Ever notice Brussel sprouts look like mini-brains? Walnuts too! Nature's telling us something. Boost your brainpower with Roasted Brussel Sprouts Salad Recipe!

They say an apple a day keeps the doctor away. This easy-to-make recipe is triple-packed with brain foods. Here’re some stand-out reasons why this dish is mouth-wateringly good! 😍

• Brussel sprouts are high in vitamins A and C, which reduce inflammation and oxidation. They also contain sulforaphane which can help protect the brain against neurodegenerative diseases.

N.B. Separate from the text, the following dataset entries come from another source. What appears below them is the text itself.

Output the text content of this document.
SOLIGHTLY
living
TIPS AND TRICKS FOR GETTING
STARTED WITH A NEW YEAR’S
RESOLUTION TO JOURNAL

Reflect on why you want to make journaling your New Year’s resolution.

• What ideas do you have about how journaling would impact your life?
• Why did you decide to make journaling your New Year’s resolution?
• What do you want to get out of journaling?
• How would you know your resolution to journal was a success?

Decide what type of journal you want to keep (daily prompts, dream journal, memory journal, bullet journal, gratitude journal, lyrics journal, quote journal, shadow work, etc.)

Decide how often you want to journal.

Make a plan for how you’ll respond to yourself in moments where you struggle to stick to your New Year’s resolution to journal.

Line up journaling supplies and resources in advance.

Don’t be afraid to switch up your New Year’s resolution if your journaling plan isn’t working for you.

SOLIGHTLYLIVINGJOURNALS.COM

• Walnuts are a brain health powerhouse that can help preserve memory, thought processing and even boost your mood! They are packed with nutrients and have one of the highest amounts of omega-3 fats (the good-for-you-fats) of any nut.

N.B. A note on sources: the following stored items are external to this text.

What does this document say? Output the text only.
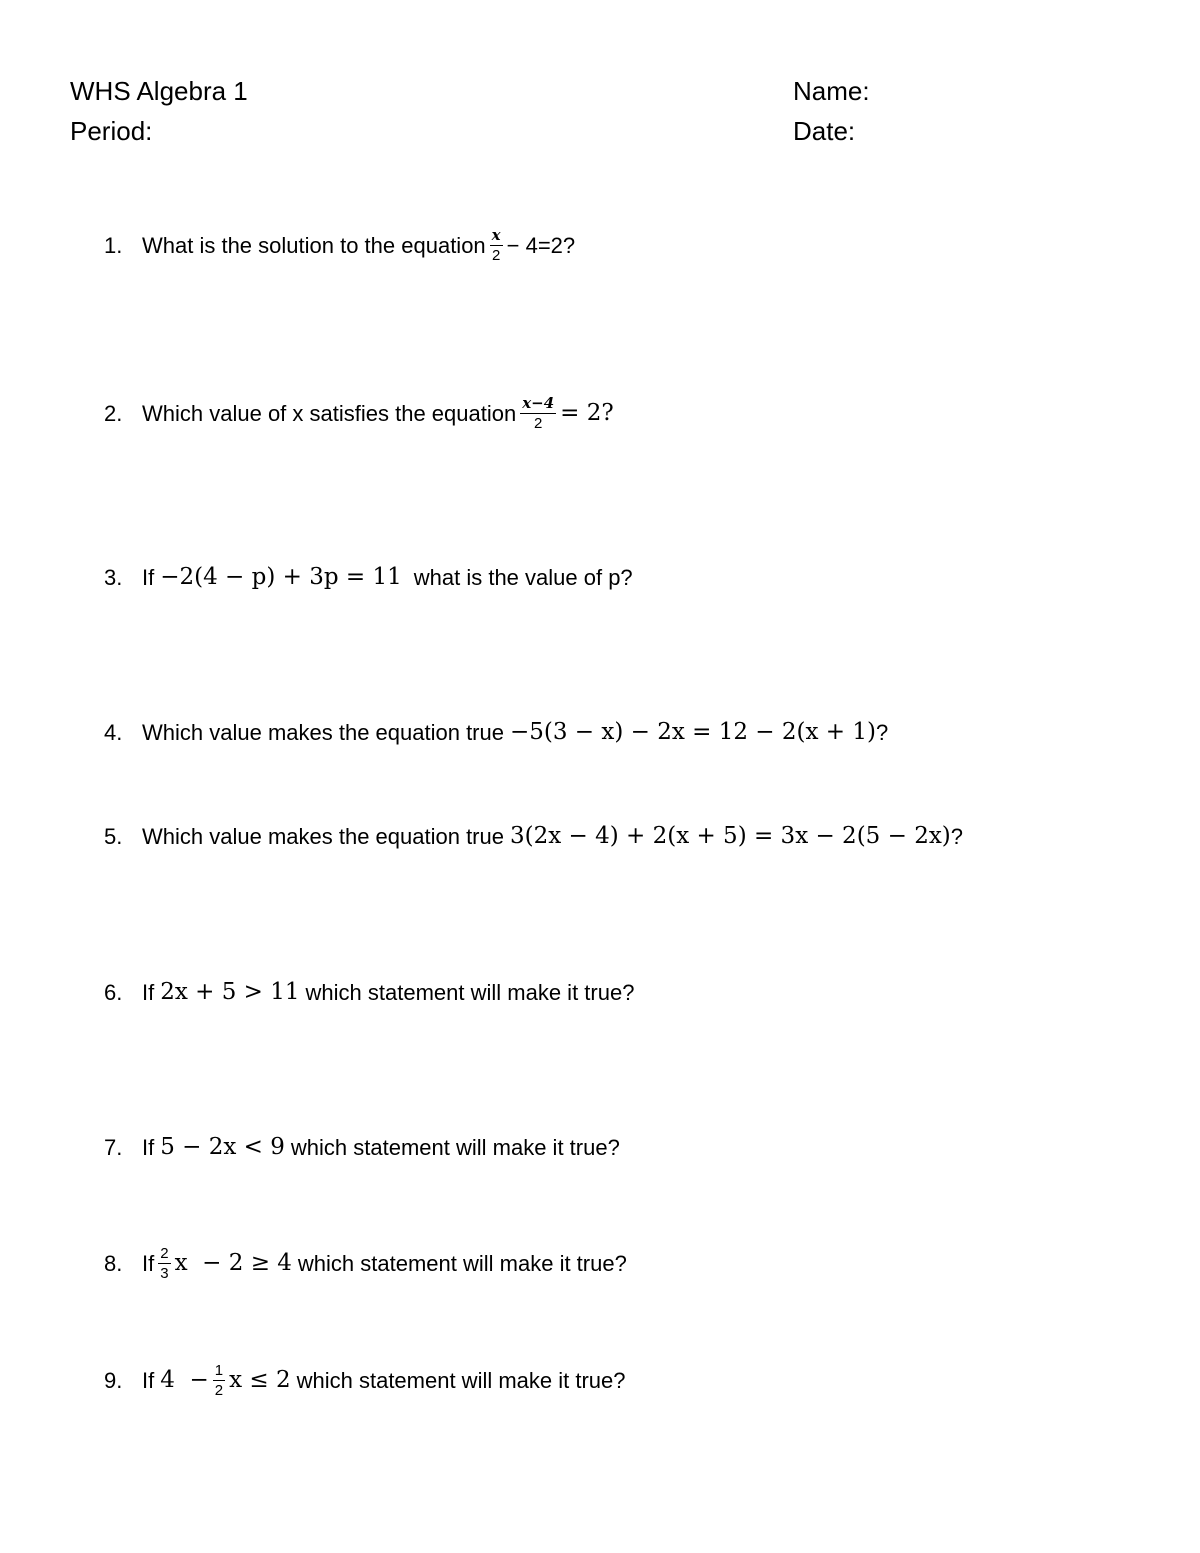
WHS Algebra 1
Period:
Name:
Date:
1. What is the solution to the equation $\frac{x}{2} - 4=2$?
2. Which value of x satisfies the equation $\frac{x-4}{2} = 2$?
3. If −2(4 − p) + 3p = 11 what is the value of p?
4. Which value makes the equation true −5(3 − x) − 2x = 12 − 2(x + 1) ?
5. Which value makes the equation true 3(2x − 4) + 2(x + 5) = 3x − 2(5 − 2x) ?
6. If 2x + 5 > 11 which statement will make it true?
7. If 5 − 2x < 9 which statement will make it true?
8. If $\frac{2}{3}$ x  − 2 ≥ 4 which statement will make it true?
9. If $4 - \frac{1}{2}$ x ≤ 2 which statement will make it true?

• Not sure which leafy greens to go with? We recommend arugula, kale, spinach, or romaine as these greens are rich in potassium, numerous B vitamins, and vitamins A, C, and K.

Happy eating!

Roasted Brussel Sprouts Salad Recipe

Ingredients
 5 tbsp Extra Virgin Olive Oil
 2 tbsp Pure Maple Syrup
 2 tbsp Balsamic VInegar
 1 tbsp Low Sodium Soy Sauce or Tamari
 1 Clove Medium Garlic Minced
 2 cups Brussels Sprouts Quartered
 ¼ tsp Kosher Salt
 6 cups Salad Greens
 1 Apple Core Removed, Chopped Into 1/2-inch Cubes
 ½ cup Walnut Halves or Pieces
 ¼ cup Dried Currants
 Flaky Sea Salt to Garnish
Directions
1

Combine ¼ cup of the oil, the maple syrup, soy sauce, and garlic in a blender. Blend until smooth; set aside.

2

Preheat your oven to 375ºF. Toss the Brussels sprouts on a rimmed baking sheet with the remaining tablespoon of oil and the salt. Spread them out so they are all in a single layer. Roast for 20 minutes, or until the edges are crispy and brown. Set aside to cool.

3

Place the greens in a salad bowl and toss with the cooled Brussels sprouts and 2 tablespoons of the dressing. Toss to combine, then top with the diced apple, walnuts, and currants. Drizzle another 2 tablespoons of dressing and toss well. Sprinkle with flaky sea salt and serve immediately.

Notes: Leftover dressing keeps in the fridge for up to 2 weeks.